Un aveu rendra la suite plus honnête. Quand une IA me sort du code qui marche, l'envie d'aller voir à l'intérieur s'évapore. Les tests passent, la fonctionnalité tourne et la relecture devient une corvée. Je connais bien ce réflexe. Les problèmes se logent précisément là. En tant que dirigeant, vous devez savoir si votre équipe a de quoi y résister.
Ce que disent les chiffres
En 2025, le laboratoire indépendant METR a fait passer un test rare : un essai contrôlé randomisé, la méthode qu'on utilise pour évaluer un médicament, sur des développeurs open-source chevronnés travaillant sur leurs propres dépôts.
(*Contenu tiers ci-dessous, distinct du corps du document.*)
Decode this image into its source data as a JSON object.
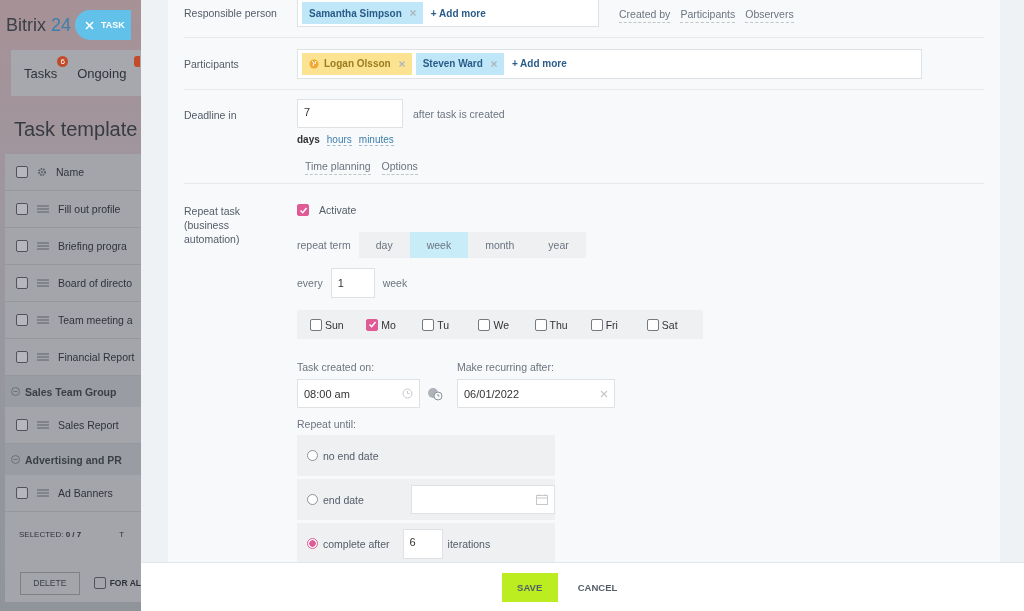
{
  "background_page": {
    "logo": {
      "text": "Bitrix",
      "accent": "24"
    },
    "task_tab": {
      "label": "TASK"
    },
    "tabs": [
      {
        "label": "Tasks",
        "counter": "6"
      },
      {
        "label": "Ongoing",
        "counter_dot": true
      }
    ],
    "page_title": "Task template",
    "table": {
      "header": {
        "label": "Name",
        "checked": false
      },
      "rows": [
        {
          "kind": "item",
          "label": "Fill out profile",
          "checked": false
        },
        {
          "kind": "item",
          "label": "Briefing progra",
          "checked": false
        },
        {
          "kind": "item",
          "label": "Board of directo",
          "checked": false
        },
        {
          "kind": "item",
          "label": "Team meeting a",
          "checked": false
        },
        {
          "kind": "item",
          "label": "Financial Report",
          "checked": false
        },
        {
          "kind": "group",
          "label": "Sales Team Group"
        },
        {
          "kind": "item",
          "label": "Sales Report",
          "checked": false
        },
        {
          "kind": "group",
          "label": "Advertising and PR"
        },
        {
          "kind": "item",
          "label": "Ad Banners",
          "checked": false
        }
      ],
      "selected_label": "SELECTED:",
      "selected_value": "0 / 7",
      "total_label": "T"
    },
    "delete_button": "DELETE",
    "for_all": {
      "label": "FOR AL",
      "checked": false
    }
  },
  "form": {
    "responsible": {
      "label": "Responsible person",
      "people": [
        {
          "name": "Samantha Simpson",
          "kind": "user"
        }
      ],
      "add_more": "+ Add more",
      "links": [
        "Created by",
        "Participants",
        "Observers"
      ]
    },
    "participants": {
      "label": "Participants",
      "people": [
        {
          "name": "Logan Olsson",
          "kind": "external"
        },
        {
          "name": "Steven Ward",
          "kind": "user"
        }
      ],
      "add_more": "+ Add more"
    },
    "deadline": {
      "label": "Deadline in",
      "value": "7",
      "suffix": "after task is created",
      "units": [
        {
          "label": "days",
          "selected": true
        },
        {
          "label": "hours",
          "selected": false
        },
        {
          "label": "minutes",
          "selected": false
        }
      ],
      "links": [
        "Time planning",
        "Options"
      ]
    },
    "repeat": {
      "label": "Repeat task (business automation)",
      "activate": {
        "label": "Activate",
        "checked": true
      },
      "term_label": "repeat term",
      "terms": [
        {
          "label": "day",
          "selected": false
        },
        {
          "label": "week",
          "selected": true
        },
        {
          "label": "month",
          "selected": false
        },
        {
          "label": "year",
          "selected": false
        }
      ],
      "every_label": "every",
      "every_value": "1",
      "every_unit": "week",
      "days": [
        {
          "label": "Sun",
          "checked": false
        },
        {
          "label": "Mo",
          "checked": true
        },
        {
          "label": "Tu",
          "checked": false
        },
        {
          "label": "We",
          "checked": false
        },
        {
          "label": "Thu",
          "checked": false
        },
        {
          "label": "Fri",
          "checked": false
        },
        {
          "label": "Sat",
          "checked": false
        }
      ],
      "created_label": "Task created on:",
      "created_value": "08:00 am",
      "recurring_label": "Make recurring after:",
      "recurring_value": "06/01/2022",
      "until_label": "Repeat until:",
      "until_options": [
        {
          "kind": "none",
          "label": "no end date",
          "selected": false
        },
        {
          "kind": "date",
          "label": "end date",
          "selected": false
        },
        {
          "kind": "count",
          "label": "complete after",
          "value": "6",
          "suffix": "iterations",
          "selected": true
        }
      ]
    }
  },
  "footer": {
    "save": "SAVE",
    "cancel": "CANCEL"
  }
}
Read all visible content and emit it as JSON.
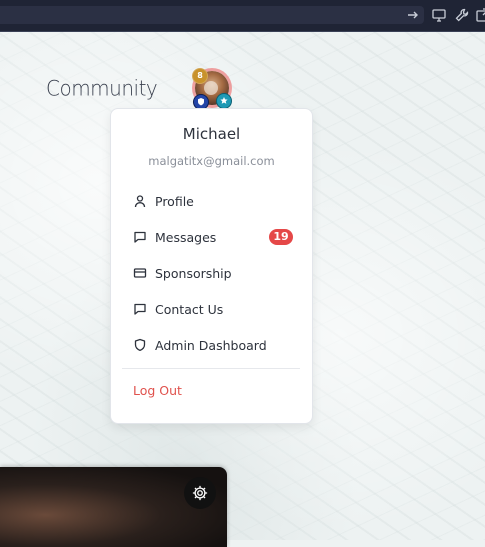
{
  "header": {
    "logo_text": "Community"
  },
  "avatar": {
    "badges": [
      {
        "icon": "coin-badge-icon",
        "label": "8"
      },
      {
        "icon": "shield-badge-icon",
        "label": ""
      },
      {
        "icon": "star-badge-icon",
        "label": ""
      }
    ]
  },
  "user_menu": {
    "name": "Michael",
    "email": "malgatitx@gmail.com",
    "items": [
      {
        "label": "Profile",
        "icon": "user-icon"
      },
      {
        "label": "Messages",
        "icon": "message-icon",
        "badge": "19"
      },
      {
        "label": "Sponsorship",
        "icon": "credit-card-icon"
      },
      {
        "label": "Contact Us",
        "icon": "message-icon"
      },
      {
        "label": "Admin Dashboard",
        "icon": "shield-icon"
      }
    ],
    "logout_label": "Log Out"
  },
  "colors": {
    "badge_red": "#e54848",
    "logout_red": "#e0524d",
    "topbar": "#1f2435"
  }
}
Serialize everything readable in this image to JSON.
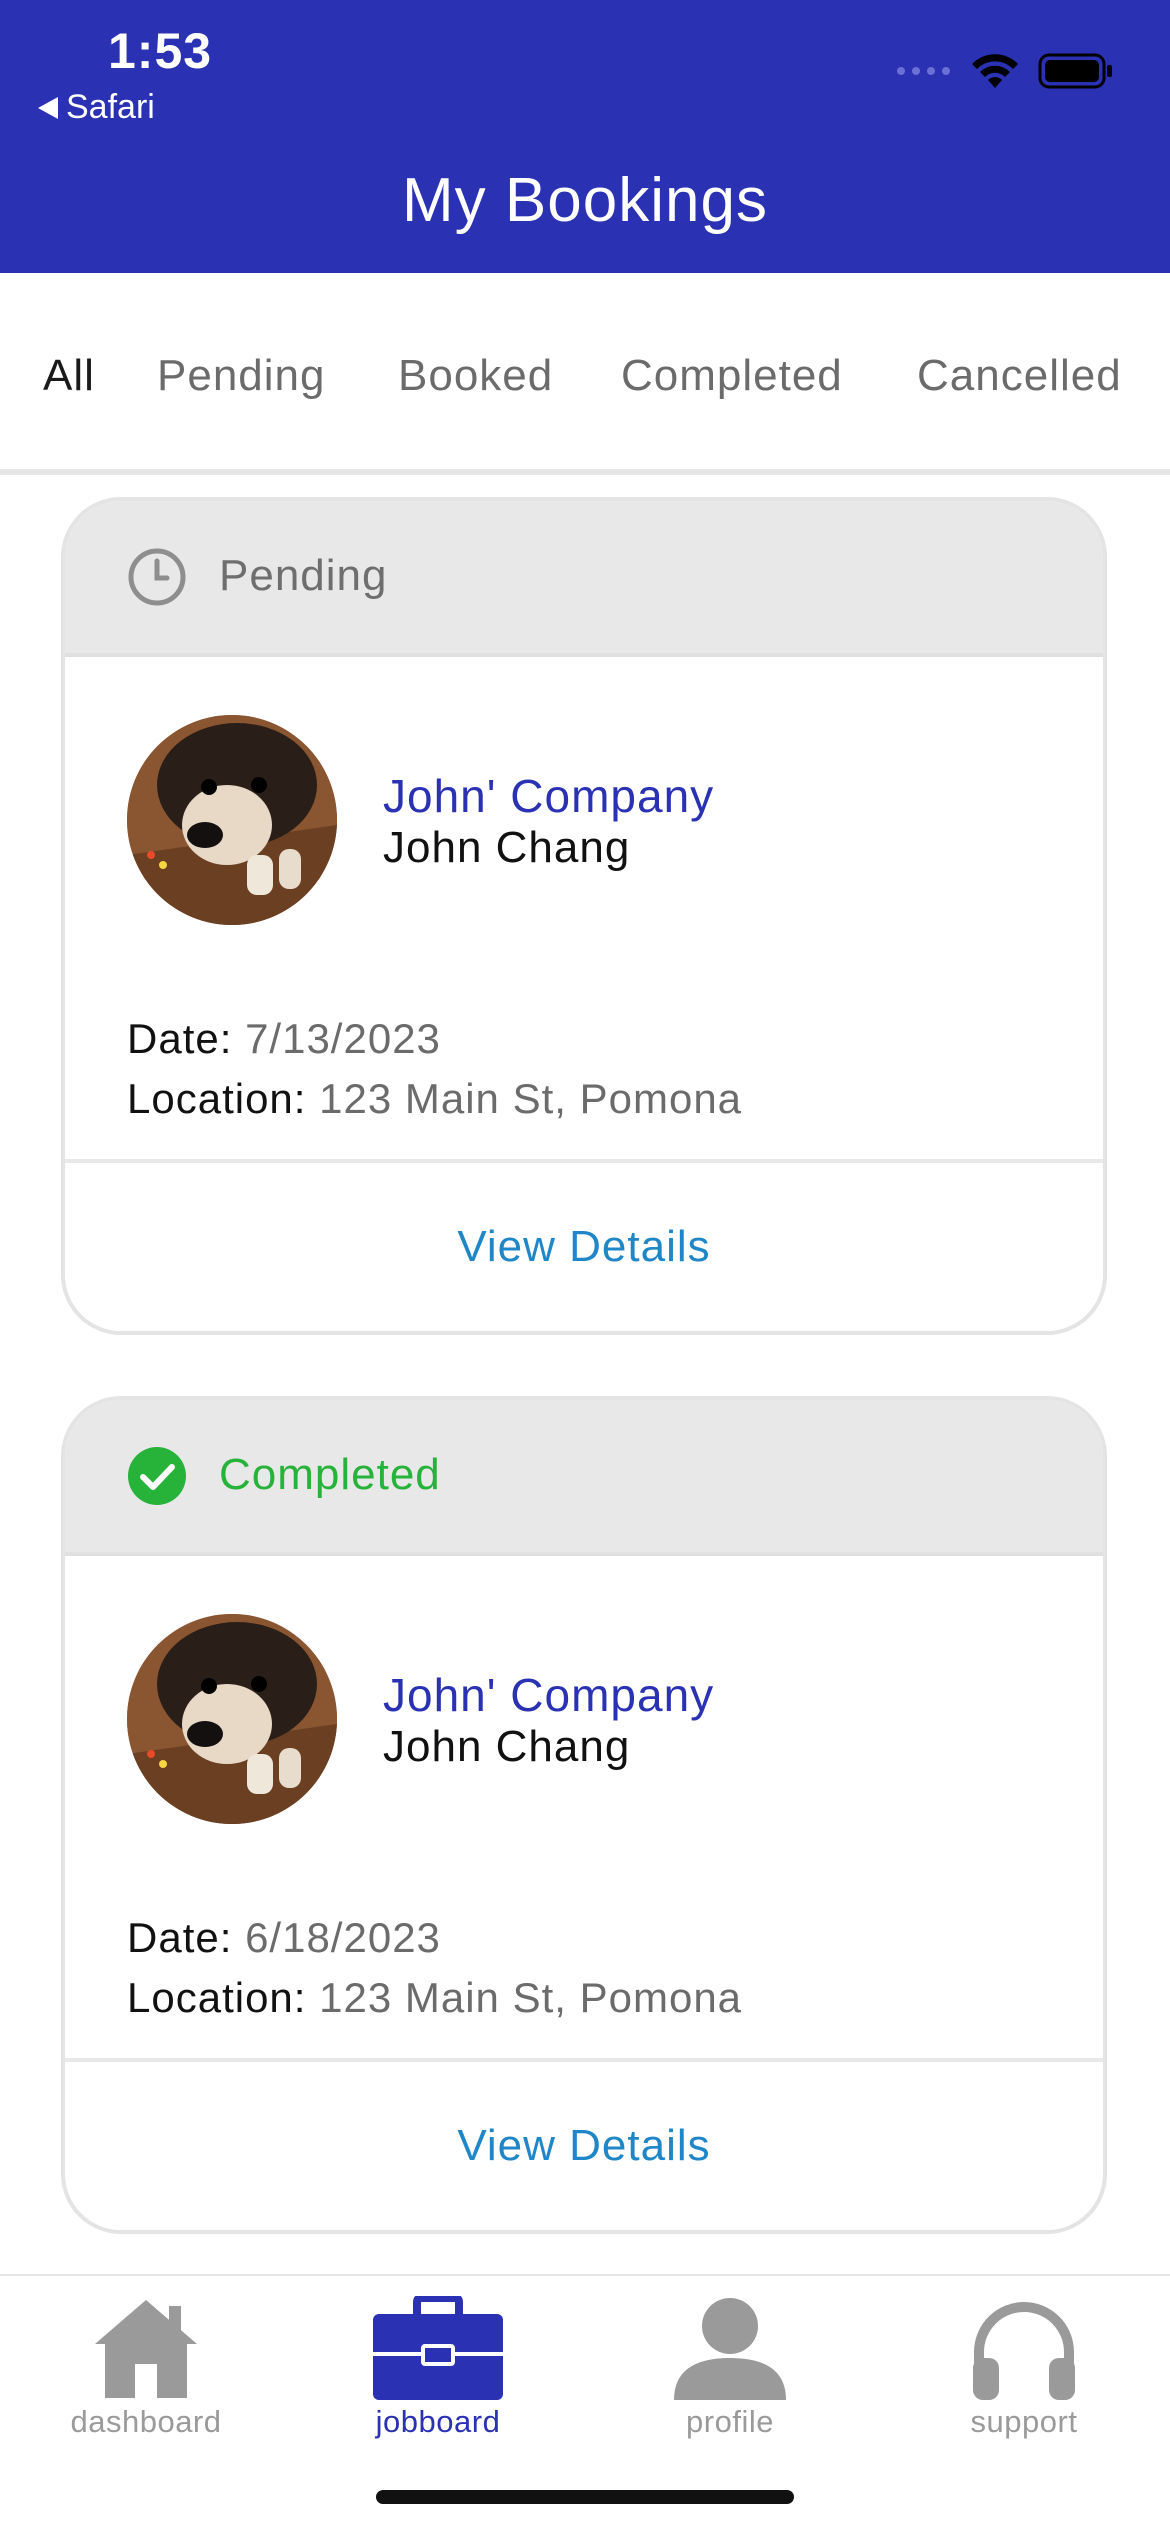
{
  "status_bar": {
    "time": "1:53",
    "back_label": "Safari"
  },
  "header": {
    "title": "My Bookings"
  },
  "tabs": [
    {
      "label": "All",
      "active": true
    },
    {
      "label": "Pending",
      "active": false
    },
    {
      "label": "Booked",
      "active": false
    },
    {
      "label": "Completed",
      "active": false
    },
    {
      "label": "Cancelled",
      "active": false
    }
  ],
  "bookings": [
    {
      "status": "Pending",
      "status_icon": "clock-icon",
      "status_color": "#6e6e6e",
      "company": "John' Company",
      "person": "John Chang",
      "date_label": "Date:",
      "date": "7/13/2023",
      "location_label": "Location:",
      "location": "123 Main St, Pomona",
      "action_label": "View Details"
    },
    {
      "status": "Completed",
      "status_icon": "check-circle-icon",
      "status_color": "#27b23a",
      "company": "John' Company",
      "person": "John Chang",
      "date_label": "Date:",
      "date": "6/18/2023",
      "location_label": "Location:",
      "location": "123 Main St, Pomona",
      "action_label": "View Details"
    }
  ],
  "bottom_nav": [
    {
      "label": "dashboard",
      "icon": "home-icon",
      "active": false
    },
    {
      "label": "jobboard",
      "icon": "briefcase-icon",
      "active": true
    },
    {
      "label": "profile",
      "icon": "person-icon",
      "active": false
    },
    {
      "label": "support",
      "icon": "headphones-icon",
      "active": false
    }
  ],
  "colors": {
    "primary": "#2a31b3",
    "link": "#1f86c8",
    "inactive": "#9a9a9a"
  }
}
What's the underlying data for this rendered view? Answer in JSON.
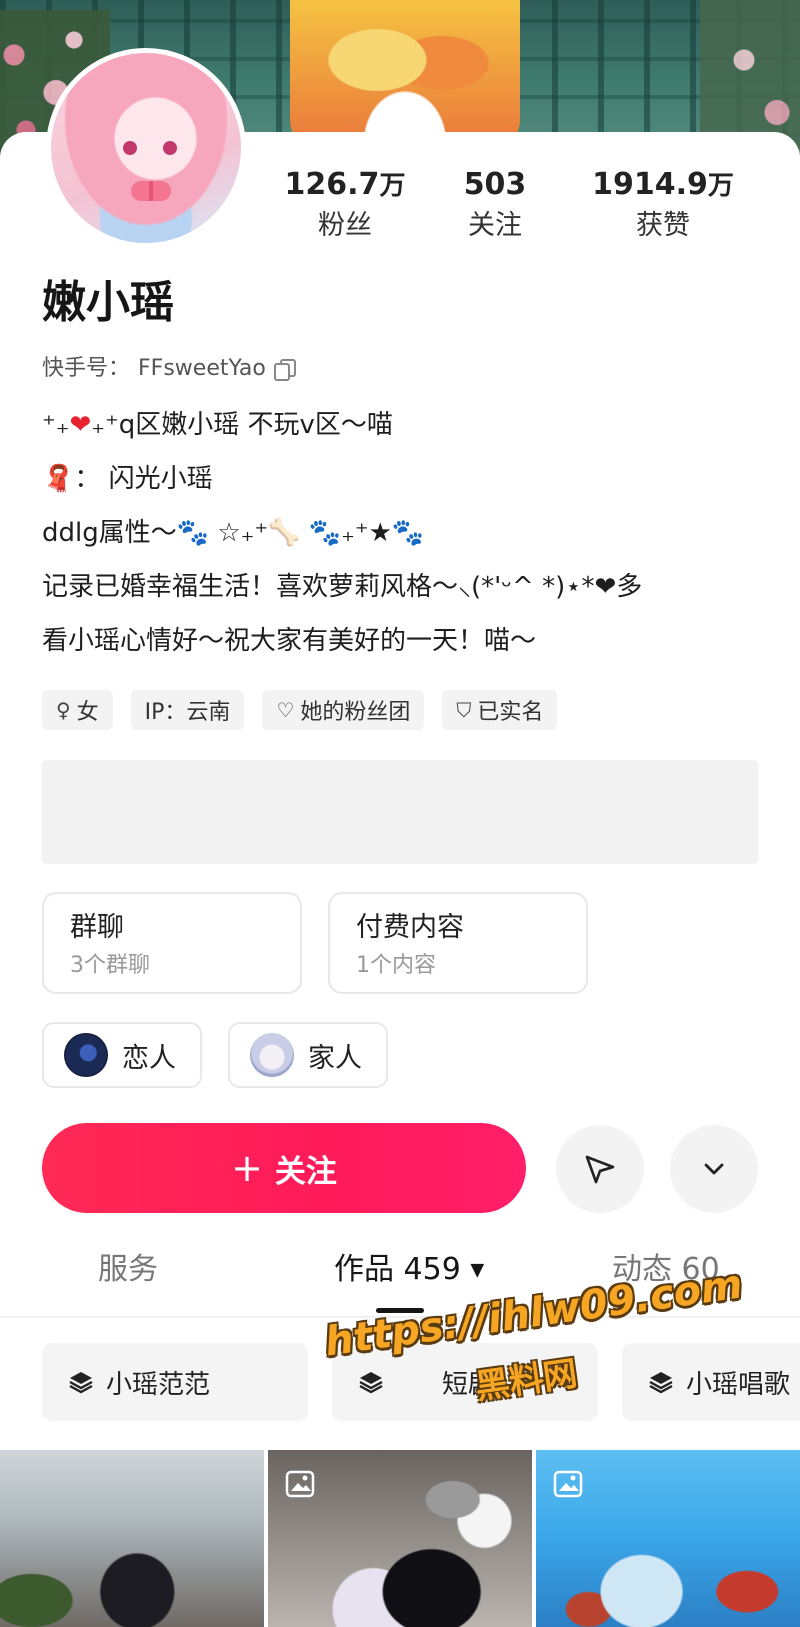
{
  "profile": {
    "name": "嫩小瑶",
    "kuaishou_id_label": "快手号：",
    "kuaishou_id": "FFsweetYao"
  },
  "stats": [
    {
      "value": "126.7",
      "unit": "万",
      "label": "粉丝"
    },
    {
      "value": "503",
      "unit": "",
      "label": "关注"
    },
    {
      "value": "1914.9",
      "unit": "万",
      "label": "获赞"
    }
  ],
  "bio": {
    "line1_prefix": "⁺₊",
    "line1_suffix": "₊⁺q区嫩小瑶 不玩v区～喵",
    "line2_icon": "🧣",
    "line2_text": "：  闪光小瑶",
    "line3": "ddlg属性～🐾 ☆₊⁺🦴 🐾₊⁺★🐾",
    "line4": "记录已婚幸福生活！喜欢萝莉风格～⸜(*'ᵕ^ *)⋆*❤多",
    "line5": "看小瑶心情好～祝大家有美好的一天！喵～"
  },
  "tags": [
    {
      "icon": "♀",
      "label": "女"
    },
    {
      "icon": "",
      "label": "IP：云南"
    },
    {
      "icon": "♡",
      "label": "她的粉丝团"
    },
    {
      "icon": "⛉",
      "label": "已实名"
    }
  ],
  "boxes": [
    {
      "title": "群聊",
      "sub": "3个群聊"
    },
    {
      "title": "付费内容",
      "sub": "1个内容"
    }
  ],
  "relations": [
    {
      "label": "恋人"
    },
    {
      "label": "家人"
    }
  ],
  "actions": {
    "follow_label": "关注",
    "follow_icon": "+"
  },
  "tabs": [
    {
      "label": "服务"
    },
    {
      "label": "作品 459",
      "caret": "▼"
    },
    {
      "label": "动态 60"
    }
  ],
  "collections": [
    {
      "label": "小瑶范范"
    },
    {
      "label": "短剧"
    },
    {
      "label": "小瑶唱歌"
    }
  ],
  "watermark": {
    "url": "https://ihlw09.com",
    "name": "黑料网"
  },
  "colors": {
    "accent": "#ff2a55",
    "heart": "#e8232f",
    "paw": "#3b82d6"
  }
}
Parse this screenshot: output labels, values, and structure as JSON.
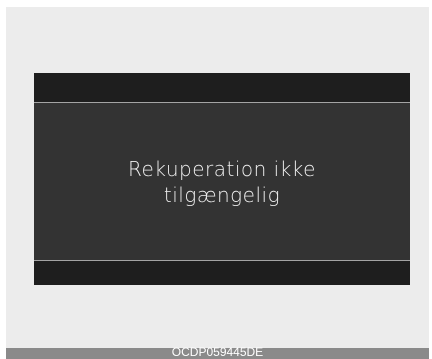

Résultat à rebours des promesses : avec l'IA, ils ont mis 19 % de temps en plus. Le détail qui pique : interrogés après coup, ils étaient persuadés d'avoir gagné 20 %. Plus lents, et convaincus du contraire.
Sur la qualité, GitClear a passé au crible 211 millions de lignes. La part de code refactorisé, celui qu'on réorganise pour le rendre réutilisable, est tombée de 25 % à moins de 10 %. Le copier-coller a grimpé. Les blocs d'au moins cinq lignes dupliquées ont été multipliés par huit sur la seule année 2024. Chaque duplication offre une nouvelle cachette aux bugs et oblige à répéter les corrections.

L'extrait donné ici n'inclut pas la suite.